Mr. Lampert said he remained intent on transforming Sears “into a membership-focused company and on creating long-term value for shareholders. My significant personal ownership in the company is a sign of my confidence and alignment with all shareholders.”

In recent years he has moved to break Sears into pieces, selling stores and spinning off parts of its smaller Sears Hometown and Outlet Stores as well as Sears Canada; he is also considering separating its Lands’ End catalog clothing unit and auto service centers.

Although he has traded in and out of a few dozen stocks since 2007, Mr. Lampert has held onto a handful of core holdings like Sears and the car retailer AutoNation, according to a tally by Dealogic. He sold most of what had been a 41 percent stake in AutoZone, worth $3.2 billion from 2009 to 2012, as the stock price doubled. But he has held on to a 41 percent stake in AutoNation, worth $2.5 billion.

Some investors say Mr. Lampert has failed to deliver with Sears.

Margaret Black-Scott, president of Beverly Hills Wealth Management, which manages $500 million, said that ESL’s stake in the “big old names” of Kmart and Sears had “run up on anticipation” that Mr. Lampert’s “buy-and-hold approach would build value,” similar to that created by Mr. Buffett.

Instead, she said, “you have not seen the fulfillment of what people expected. You’ve not seen the value built from their skeletons. They expected this new humongous company to be built out of what I would call yesterday’s stores. So now it’s sort of, ‘You know what? I’m out of here.’”

But some Sears investors still have faith. Bruce Berkowitz of Fairholme Capital Management, which owned 20 percent of Sears in September, said the spinoffs had helped deliver about $10 a share in assets to Sears holders, and the chain’s loyalty program, Shop Your Way, “now has over one-quarter of all Americans as reward members.”

Some of the recent investor withdrawals may have also been influenced by the stringent lockup terms imposed by Mr. Lampert.
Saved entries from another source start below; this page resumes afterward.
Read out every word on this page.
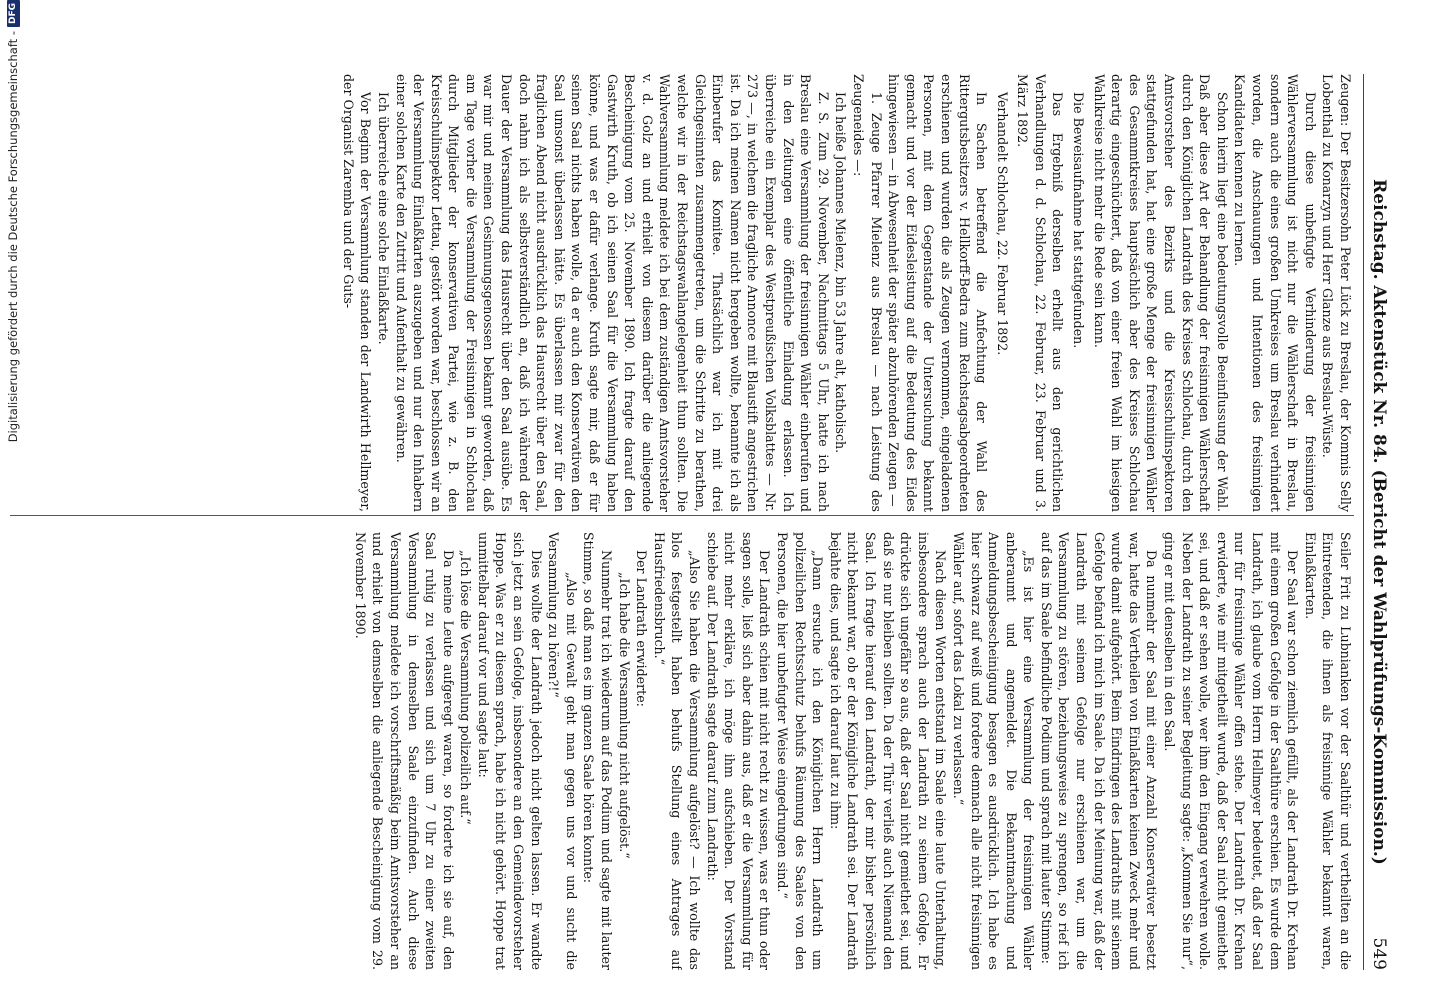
Reichstag. Aktenstück Nr. 84. (Bericht der Wahlprüfungs-Kommission.)
549

Zeugen: Der Besitzersohn Peter Lück zu Breslau, der Kommis Selly Lobenthal zu Konarzyn und Herr Glanze aus Breslau-Wüste.

Durch diese unbefugte Verhinderung der freisinnigen Wählerversammlung ist nicht nur die Wählerschaft in Breslau, sondern auch die eines großen Umkreises um Breslau verhindert worden, die Anschauungen und Intentionen des freisinnigen Kandidaten kennen zu lernen.

Schon hierin liegt eine bedeutungsvolle Beeinflussung der Wahl. Daß aber diese Art der Behandlung der freisinnigen Wählerschaft durch den Königlichen Landrath des Kreises Schlochau, durch den Amtsvorsteher des Bezirks und die Kreisschulinspektoren stattgefunden hat, hat eine große Menge der freisinnigen Wähler des Gesammtkreises hauptsächlich aber des Kreises Schlochau derartig eingeschüchtert, daß von einer freien Wahl im hiesigen Wahlkreise nicht mehr die Rede sein kann.

Die Beweisaufnahme hat stattgefunden.

Das Ergebniß derselben erhellt aus den gerichtlichen Verhandlungen d. d. Schlochau, 22. Februar, 23. Februar und 3. März 1892.

Verhandelt Schlochau, 22. Februar 1892.

In Sachen betreffend die Anfechtung der Wahl des Rittergutsbesitzers v. Hellkorff-Bedra zum Reichstagsabgeordneten erschienen und wurden die als Zeugen vernommen, eingeladenen Personen, mit dem Gegenstande der Untersuchung bekannt gemacht und vor der Eidesleistung auf die Bedeutung des Eides hingewiesen — in Abwesenheit der später abzuhörenden Zeugen —

1. Zeuge Pfarrer Mielenz aus Breslau — nach Leistung des Zeugeneides —:

Ich heiße Johannes Mielenz, bin 53 Jahre alt, katholisch.

Z. S. Zum 29. November, Nachmittags 5 Uhr, hatte ich nach Breslau eine Versammlung der freisinnigen Wähler einberufen und in den Zeitungen eine öffentliche Einladung erlassen. Ich überreiche ein Exemplar des Westpreußischen Volksblattes — Nr. 273 —, in welchem die fragliche Annonce mit Blaustift angestrichen ist. Da ich meinen Namen nicht hergeben wollte, benannte ich als Einberufer das Komitee. Thatsächlich war ich mit drei Gleichgesinnten zusammengetreten, um die Schritte zu berathen, welche wir in der Reichstagswahlangelegenheit thun sollten. Die Wahlversammlung meldete ich bei dem zuständigen Amtsvorsteher v. d. Golz an und erhielt von diesem darüber die anliegende Bescheinigung vom 25. November 1890. Ich fragte darauf den Gastwirth Kruth, ob ich seinen Saal für die Versammlung haben könne, und was er dafür verlange. Kruth sagte mir, daß er für seinen Saal nichts haben wolle, da er auch den Konservativen den Saal umsonst überlassen hätte. Es überlassen mir zwar für den fraglichen Abend nicht ausdrücklich das Hausrecht über den Saal, doch nahm ich als selbstverständlich an, daß ich während der Dauer der Versammlung das Hausrecht über den Saal ausübe. Es war mir und meinen Gesinnungsgenossen bekannt geworden, daß am Tage vorher die Versammlung der Freisinnigen in Schlochau durch Mitglieder der konservativen Partei, wie z. B. den Kreisschulinspektor Lettau, gestört worden war, beschlossen wir an der Versammlung Einlaßkarten auszugeben und nur den Inhabern einer solchen Karte den Zutritt und Aufenthalt zu gewähren.

Ich überreiche eine solche Einlaßkarte.

Vor Beginn der Versammlung standen der Landwirth Hellmeyer, der Organist Zaremba und der Guts-

Seiler Frit zu Lubnianken vor der Saalthür und vertheilten an die Eintretenden, die ihnen als freisinnige Wähler bekannt waren, Einlaßkarten.

Der Saal war schon ziemlich gefüllt, als der Landrath Dr. Krehan mit einem großen Gefolge in der Saalthüre erschien. Es wurde dem Landrath, ich glaube vom Herrn Hellmeyer bedeutet, daß der Saal nur für freisinnige Wähler offen stehe. Der Landrath Dr. Krehan erwiderte, wie mir mitgetheilt wurde, daß der Saal nicht gemiethet sei, und daß er sehen wolle, wer ihm den Eingang verwehren wolle. Neben der Landrath zu seiner Begleitung sagte: „Kommen Sie nur“, ging er mit denselben in den Saal.

Da nunmehr der Saal mit einer Anzahl Konservativer besetzt war, hatte das Vertheilen von Einlaßkarten keinen Zweck mehr und wurde damit aufgehört. Beim Eindringen des Landraths mit seinem Gefolge befand ich mich im Saale. Da ich der Meinung war, daß der Landrath mit seinem Gefolge nur erschienen war, um die Versammlung zu stören, beziehungsweise zu sprengen, so rief ich auf das im Saale befindliche Podium und sprach mit lauter Stimme:

„Es ist hier eine Versammlung der freisinnigen Wähler anberaumt und angemeldet. Die Bekanntmachung und Anmeldungsbescheinigung besagen es ausdrücklich. Ich habe es hier schwarz auf weiß und fordere demnach alle nicht freisinnigen Wähler auf, sofort das Lokal zu verlassen.“

Nach diesen Worten entstand im Saale eine laute Unterhaltung, insbesondere sprach auch der Landrath zu seinem Gefolge. Er drückte sich ungefähr so aus, daß der Saal nicht gemiethet sei, und daß sie nur bleiben sollten. Da der Thür verließ auch Niemand den Saal. Ich fragte hierauf den Landrath, der mir bisher persönlich nicht bekannt war, ob er der Königliche Landrath sei. Der Landrath bejahte dies, und sagte ich darauf laut zu ihm:

„Dann ersuche ich den Königlichen Herrn Landrath um polizeilichen Rechtsschutz behufs Räumung des Saales von den Personen, die hier unbefugter Weise eingedrungen sind.“

Der Landrath schien mit nicht recht zu wissen, was er thun oder sagen solle, ließ sich aber dahin aus, daß er die Versammlung für nicht mehr erkläre, ich möge ihm aufschieben. Der Vorstand schiebe auf. Der Landrath sagte darauf zum Landrath:

„Also Sie haben die Versammlung aufgelöst? — Ich wollte das blos festgestellt haben behufs Stellung eines Antrages auf Hausfriedensbruch.“

Der Landrath erwiderte:

„Ich habe die Versammlung nicht aufgelöst.“

Nunmehr trat ich wiederum auf das Podium und sagte mit lauter Stimme, so daß man es im ganzen Saale hören konnte:

„Also mit Gewalt geht man gegen uns vor und sucht die Versammlung zu hören?!“

Dies wollte der Landrath jedoch nicht gelten lassen. Er wandte sich jetzt an sein Gefolge, insbesondere an den Gemeindevorsteher Hoppe. Was er zu diesem sprach, habe ich nicht gehört. Hoppe trat unmittelbar darauf vor und sagte laut:

„Ich löse die Versammlung polizeilich auf.“

Da meine Leute aufgeregt waren, so forderte ich sie auf, den Saal ruhig zu verlassen und sich um 7 Uhr zu einer zweiten Versammlung in demselben Saale einzufinden. Auch diese Versammlung meldete ich vorschriftsmäßig beim Amtsvorsteher an und erhielt von demselben die anliegende Bescheinigung vom 29. November 1890.

Digitalisierung gefördert durch die Deutsche Forschungsgemeinschaft -DFG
When ESL raises funds from outside investors, it typically requires them to keep their money with ESL for five years.

In 2007, Goldman Sachs led a $3.5 billion investment in ESL by wealthy individuals and institutions, which included a lockup that expired at the end of 2012. Investors who wanted to keep their money in at that point had to agree to another five-year lockup.

The marquee investors who have withdrawn were reluctant to discuss their rationale.
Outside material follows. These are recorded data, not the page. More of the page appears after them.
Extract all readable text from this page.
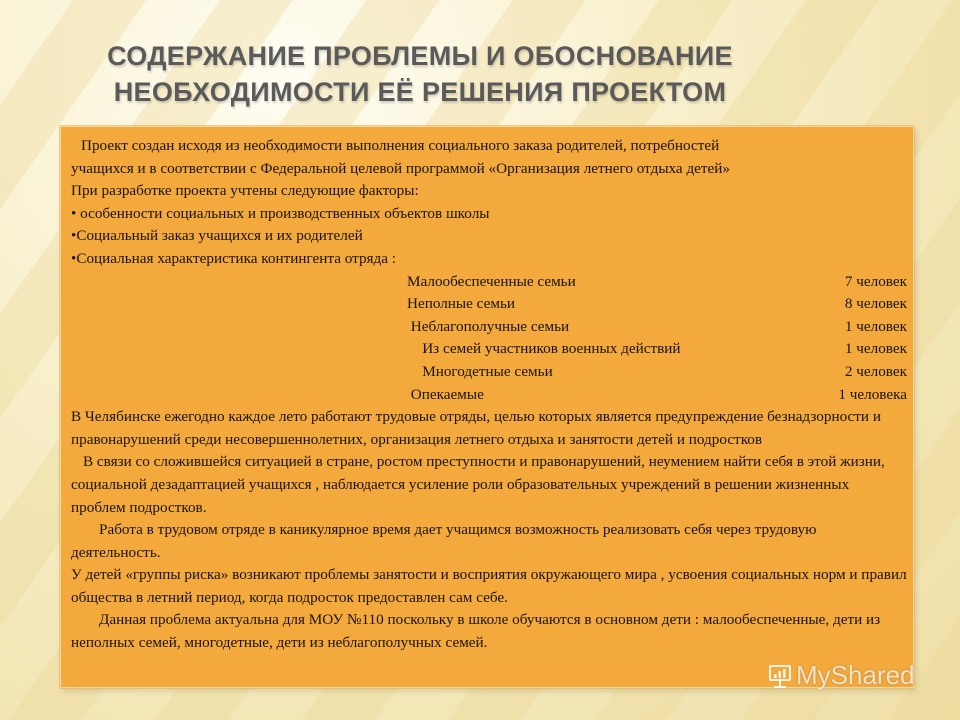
СОДЕРЖАНИЕ ПРОБЛЕМЫ И ОБОСНОВАНИЕ
НЕОБХОДИМОСТИ ЕЁ РЕШЕНИЯ ПРОЕКТОМ

Проект создан исходя из необходимости выполнения социального заказа родителей, потребностей

учащихся и в соответствии с Федеральной целевой программой «Организация летнего отдыха детей»

При разработке проекта учтены следующие факторы:

• особенности социальных и производственных объектов школы

•Социальный заказ учащихся и их родителей

•Социальная характеристика контингента отряда :

Малообеспеченные семьи	7 человек
Неполные семьи	8 человек
Неблагополучные семьи	1 человек
Из семей участников военных действий	1 человек
Многодетные семьи	2 человек
Опекаемые	1 человека

В Челябинске ежегодно каждое лето работают трудовые отряды, целью которых является предупреждение безнадзорности и правонарушений среди несовершеннолетних, организация летнего отдыха и занятости детей и подростков

В связи со сложившейся ситуацией в стране, ростом преступности и правонарушений, неумением найти себя в этой жизни, социальной дезадаптацией учащихся , наблюдается усиление роли образовательных учреждений в решении жизненных проблем подростков.

Работа в трудовом отряде в каникулярное время дает учащимся возможность реализовать себя через трудовую деятельность.

У детей «группы риска» возникают проблемы занятости и восприятия окружающего мира , усвоения социальных норм и правил общества в летний период, когда подросток предоставлен сам себе.

Данная проблема актуальна для МОУ №110 поскольку в школе обучаются в основном дети : малообеспеченные, дети из неполных семей, многодетные, дети из неблагополучных семей.

MyShared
Ziff Brothers Investments, a family office of three sons of the publishing billionaire William Ziff Jr., began winding down its ESL investment in late 2011 and finished this year, according to a person briefed on the move. A spokesman for Ziff declined to comment.

Mr. Geffen, who founded three record companies and helped found the film studio DreamWorks SKG and is now retired, told Fortune magazine in 2006 that he had made more money from a $200 million investment with Mr. Lampert in 1992 than he had “from all the businesses I’ve created and sold.”

But in an email last month, he said, “I have not been an investor with ESL since 2007.” He added, “During the many years I was with Eddie he was very successful and his returns were extraordinary.” He declined to discuss why he exited, explaining that Mr. Lampert “is a friend of mine.”